The scared look spread downwards to his mouth. He did not understand any of the words she spoke; but a vague instinct of wisdom and alarm shot through him, as through a baby hare, which thought it was play, and suddenly finds death baying on every side.

‘You don’t mean reconstruction, do you, Lady Wyse? Dwala’s not going to....’

The awfulness was too sudden-spreading to be crumpled back into words. She smiled again.

‘Revolution, my child, revolution! We’ll make Old England stand on its head and shout.’

‘Good Gad! But he’s bound to us in honour. Dwala’s a gentleman—we look to him. We’d never have put him up if he hadn’t been pledged in honour. He can’t go back on us now.’

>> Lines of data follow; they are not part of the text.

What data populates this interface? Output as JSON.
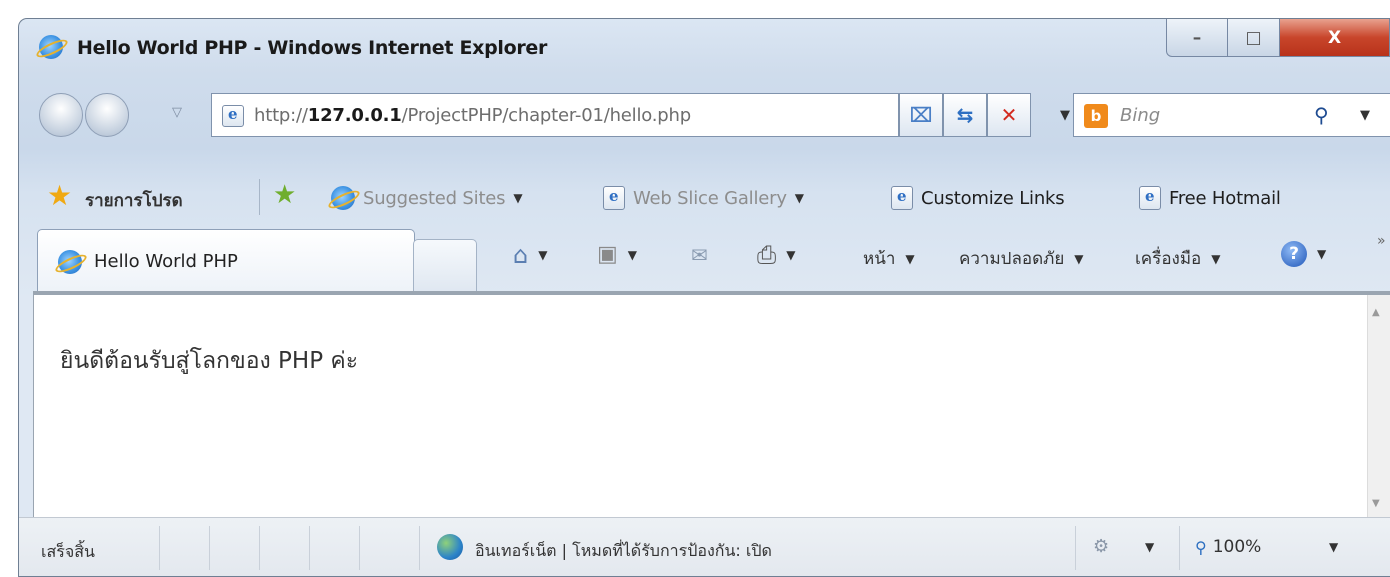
{
  "window": {
    "title": "Hello World PHP - Windows Internet Explorer",
    "controls": {
      "minimize": "–",
      "maximize": "□",
      "close": "X"
    }
  },
  "nav": {
    "address_prefix": "http://",
    "address_host": "127.0.0.1",
    "address_path": "/ProjectPHP/chapter-01/hello.php",
    "search_placeholder": "Bing",
    "bing_letter": "b"
  },
  "favorites": {
    "label": "รายการโปรด",
    "items": [
      {
        "label": "Suggested Sites"
      },
      {
        "label": "Web Slice Gallery"
      },
      {
        "label": "Customize Links"
      },
      {
        "label": "Free Hotmail"
      }
    ]
  },
  "tab": {
    "label": "Hello World PHP"
  },
  "commands": {
    "page": "หน้า",
    "safety": "ความปลอดภัย",
    "tools": "เครื่องมือ",
    "help": "?"
  },
  "content": {
    "text": "ยินดีต้อนรับสู่โลกของ PHP ค่ะ"
  },
  "status": {
    "ready": "เสร็จสิ้น",
    "zone": "อินเทอร์เน็ต | โหมดที่ได้รับการป้องกัน: เปิด",
    "zoom": "100%"
  },
  "icons": [
    "ie-icon",
    "back-icon",
    "forward-icon",
    "refresh-icon",
    "stop-icon",
    "compat-view-icon",
    "search-icon",
    "star-icon",
    "add-favorite-icon",
    "home-icon",
    "feeds-icon",
    "mail-icon",
    "print-icon",
    "help-icon",
    "globe-icon",
    "zoom-icon"
  ],
  "colors": {
    "close_button": "#c8452b",
    "bing": "#f08a1b",
    "stop": "#d32a1f",
    "chrome": "#cfdcec"
  }
}
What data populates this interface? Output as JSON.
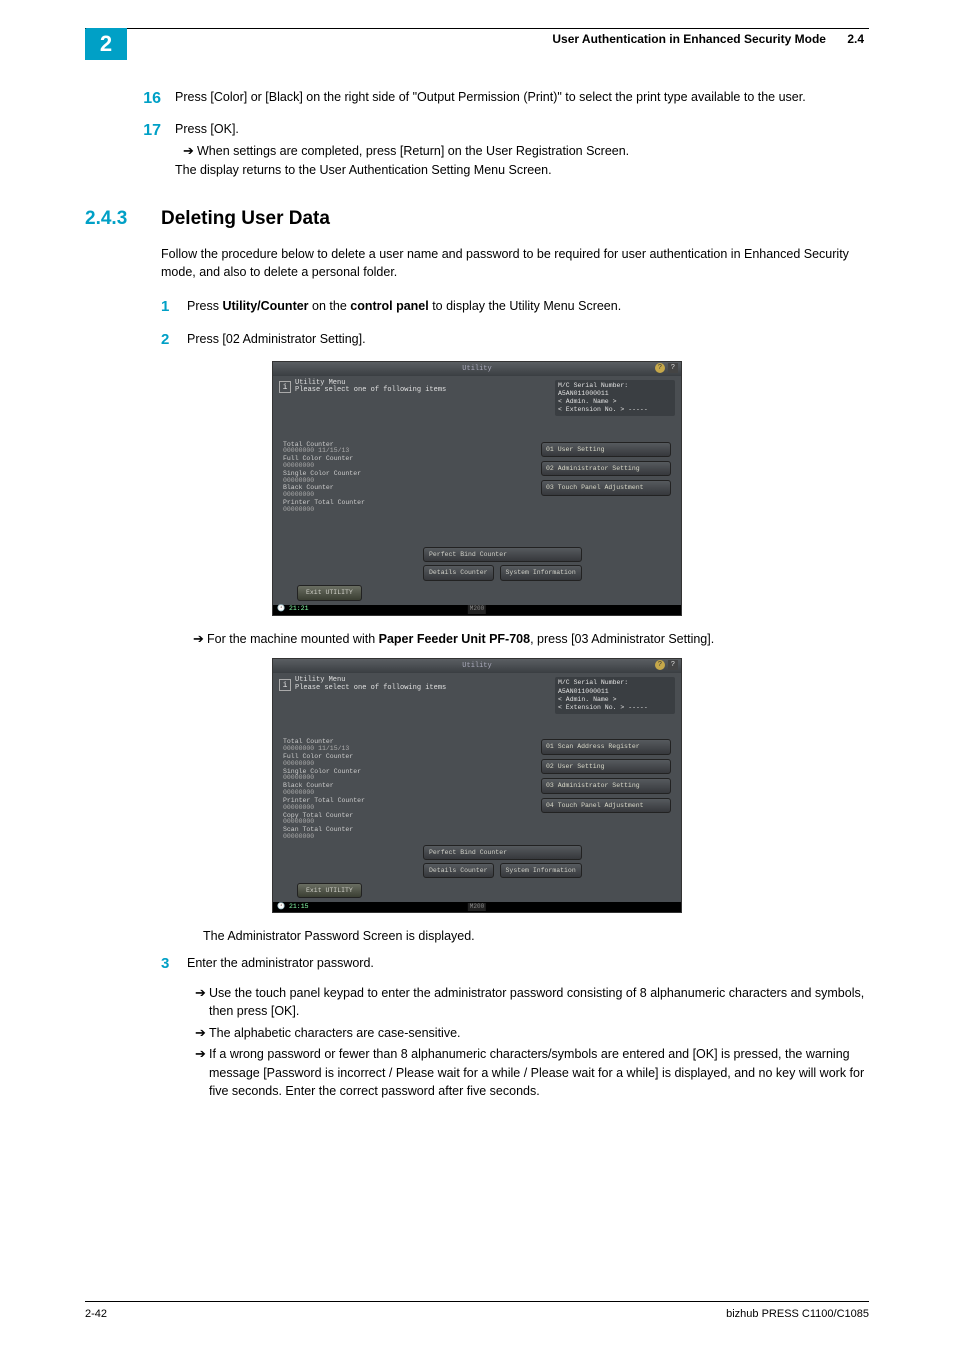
{
  "header": {
    "chapter": "2",
    "title": "User Authentication in Enhanced Security Mode",
    "section_ref": "2.4"
  },
  "step16": {
    "num": "16",
    "text": "Press [Color] or [Black] on the right side of \"Output Permission (Print)\" to select the print type available to the user."
  },
  "step17": {
    "num": "17",
    "text": "Press [OK].",
    "sub1": "When settings are completed, press [Return] on the User Registration Screen.",
    "sub2": "The display returns to the User Authentication Setting Menu Screen."
  },
  "section": {
    "num": "2.4.3",
    "title": "Deleting User Data",
    "intro": "Follow the procedure below to delete a user name and password to be required for user authentication in Enhanced Security mode, and also to delete a personal folder."
  },
  "s1": {
    "num": "1",
    "prefix": "Press ",
    "b1": "Utility/Counter",
    "mid": " on the ",
    "b2": "control panel",
    "suffix": " to display the Utility Menu Screen."
  },
  "s2": {
    "num": "2",
    "text": "Press [02 Administrator Setting]."
  },
  "note_pf708": {
    "prefix": "For the machine mounted with ",
    "b": "Paper Feeder Unit PF-708",
    "suffix": ", press [03 Administrator Setting]."
  },
  "admin_pw_displayed": "The Administrator Password Screen is displayed.",
  "s3": {
    "num": "3",
    "text": "Enter the administrator password.",
    "sub1": "Use the touch panel keypad to enter the administrator password consisting of 8 alphanumeric characters and symbols, then press [OK].",
    "sub2": "The alphabetic characters are case-sensitive.",
    "sub3": "If a wrong password or fewer than 8 alphanumeric characters/symbols are entered and [OK] is pressed, the warning message [Password is incorrect / Please wait for a while / Please wait for a while] is displayed, and no key will work for five seconds. Enter the correct password after five seconds."
  },
  "screenshot_common": {
    "utility": "Utility",
    "help": "?",
    "close": "?",
    "info": "i",
    "menu_title": "Utility Menu",
    "menu_sub": "Please select one of following items",
    "serial": "M/C Serial Number: A5AN011000011",
    "admin_name": "< Admin. Name >",
    "ext_no": "< Extension No. > -----",
    "perfect_bind": "Perfect Bind Counter",
    "details_counter": "Details Counter",
    "system_info": "System Information",
    "exit": "Exit UTILITY",
    "mem": "M200"
  },
  "ss1": {
    "counters": {
      "l1": "Total Counter",
      "v1": "00000000   11/15/13",
      "l2": "Full Color Counter",
      "v2": "00000000",
      "l3": "Single Color Counter",
      "v3": "00000000",
      "l4": "Black Counter",
      "v4": "00000000",
      "l5": "Printer Total Counter",
      "v5": "00000000"
    },
    "menu": {
      "m1": "01 User Setting",
      "m2": "02 Administrator Setting",
      "m3": "03 Touch Panel Adjustment"
    },
    "time": "21:21"
  },
  "ss2": {
    "counters": {
      "l1": "Total Counter",
      "v1": "00000000   11/15/13",
      "l2": "Full Color Counter",
      "v2": "00000000",
      "l3": "Single Color Counter",
      "v3": "00000000",
      "l4": "Black Counter",
      "v4": "00000000",
      "l5": "Printer Total Counter",
      "v5": "00000000",
      "l6": "Copy Total Counter",
      "v6": "00000000",
      "l7": "Scan Total Counter",
      "v7": "00000000"
    },
    "menu": {
      "m1": "01 Scan Address Register",
      "m2": "02 User Setting",
      "m3": "03 Administrator Setting",
      "m4": "04 Touch Panel Adjustment"
    },
    "time": "21:15"
  },
  "footer": {
    "left": "2-42",
    "right": "bizhub PRESS C1100/C1085"
  }
}
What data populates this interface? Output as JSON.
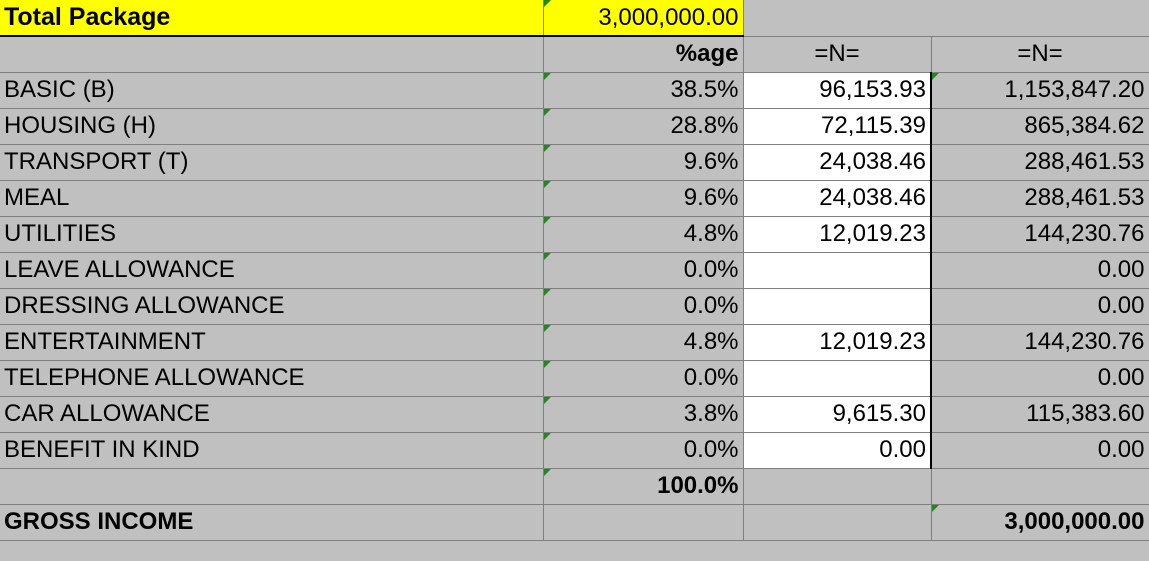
{
  "title_row": {
    "label": "Total Package",
    "value": "3,000,000.00"
  },
  "header": {
    "pct": "%age",
    "cur1": "=N=",
    "cur2": "=N="
  },
  "rows": [
    {
      "label": "BASIC (B)",
      "pct": "38.5%",
      "monthly": "96,153.93",
      "annual": "1,153,847.20"
    },
    {
      "label": "HOUSING (H)",
      "pct": "28.8%",
      "monthly": "72,115.39",
      "annual": "865,384.62"
    },
    {
      "label": "TRANSPORT (T)",
      "pct": "9.6%",
      "monthly": "24,038.46",
      "annual": "288,461.53"
    },
    {
      "label": "MEAL",
      "pct": "9.6%",
      "monthly": "24,038.46",
      "annual": "288,461.53"
    },
    {
      "label": "UTILITIES",
      "pct": "4.8%",
      "monthly": "12,019.23",
      "annual": "144,230.76"
    },
    {
      "label": "LEAVE ALLOWANCE",
      "pct": "0.0%",
      "monthly": "",
      "annual": "0.00"
    },
    {
      "label": "DRESSING ALLOWANCE",
      "pct": "0.0%",
      "monthly": "",
      "annual": "0.00"
    },
    {
      "label": "ENTERTAINMENT",
      "pct": "4.8%",
      "monthly": "12,019.23",
      "annual": "144,230.76"
    },
    {
      "label": "TELEPHONE ALLOWANCE",
      "pct": "0.0%",
      "monthly": "",
      "annual": "0.00"
    },
    {
      "label": "CAR ALLOWANCE",
      "pct": "3.8%",
      "monthly": "9,615.30",
      "annual": "115,383.60"
    },
    {
      "label": "BENEFIT IN KIND",
      "pct": "0.0%",
      "monthly": "0.00",
      "annual": "0.00"
    }
  ],
  "total_pct": "100.0%",
  "gross": {
    "label": "GROSS INCOME",
    "value": "3,000,000.00"
  },
  "colors": {
    "highlight": "#ffff00",
    "grid": "#c0c0c0",
    "error_indicator": "#1e8a1e"
  }
}
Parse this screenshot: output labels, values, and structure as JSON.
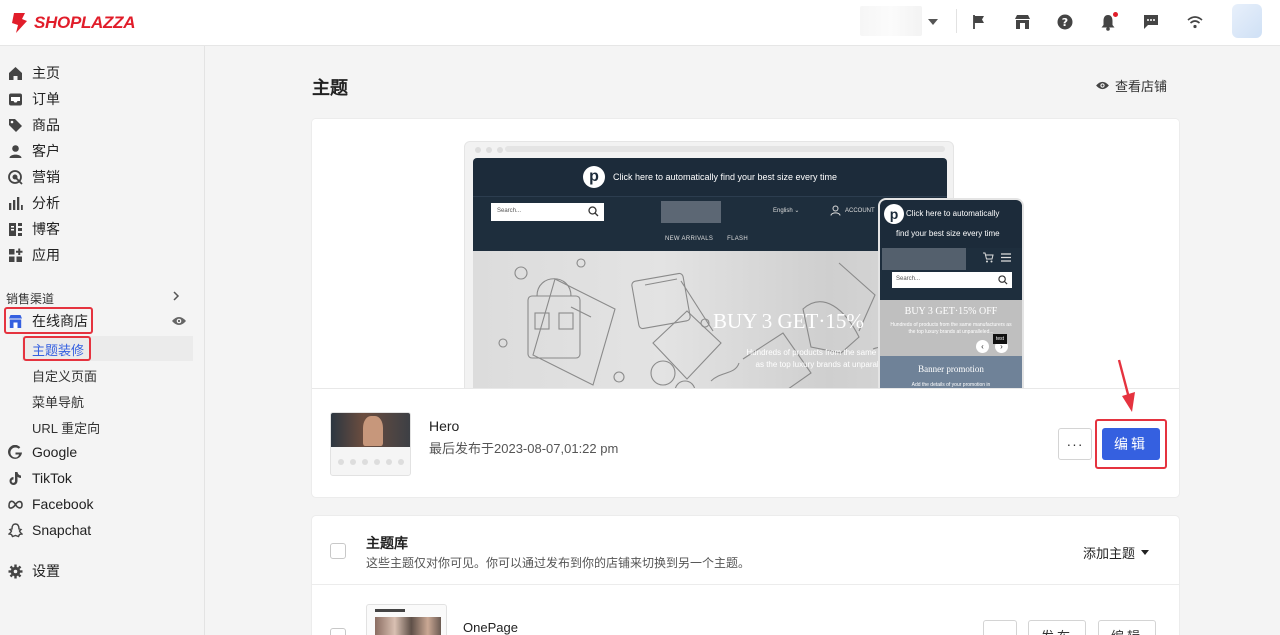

‘He’s pledged to nothing, any more than I am; any more than a ship is that you may charter to carry a cargo of slaves to Jamaica. And if the ship is turned round in mid-Atlantic, and carried back to the coast of Africa, what use is it your crying out: “You’re not a gentleman, you ship! We trusted you, we chartered you to carry our blacks to slavery, and here you are taking us back to be eaten by the cannibals.” I’m sorry for you, Lord Glendover, quite sorry enough. You’re a good man, and not more stupid than most. You might have been a decent farmer, or bricklayer, or gamekeeper; but you’ve gone along the beaten track that leads to villainy—unconscious, irreclaimable villainy. You don’t see it, and you never will. Go home and be obscure. I’m sorry for you; but I’m sorrier for the forty million blacks that we have on board, and now we mean to carry them back to Africa.’

Lord Glendover went away, gloomy and bewildered, feeling great national misfortunes gathering in the air. He visited his colleagues, and considered how the country could be saved.

But salvation was not to come from Lord Glendover.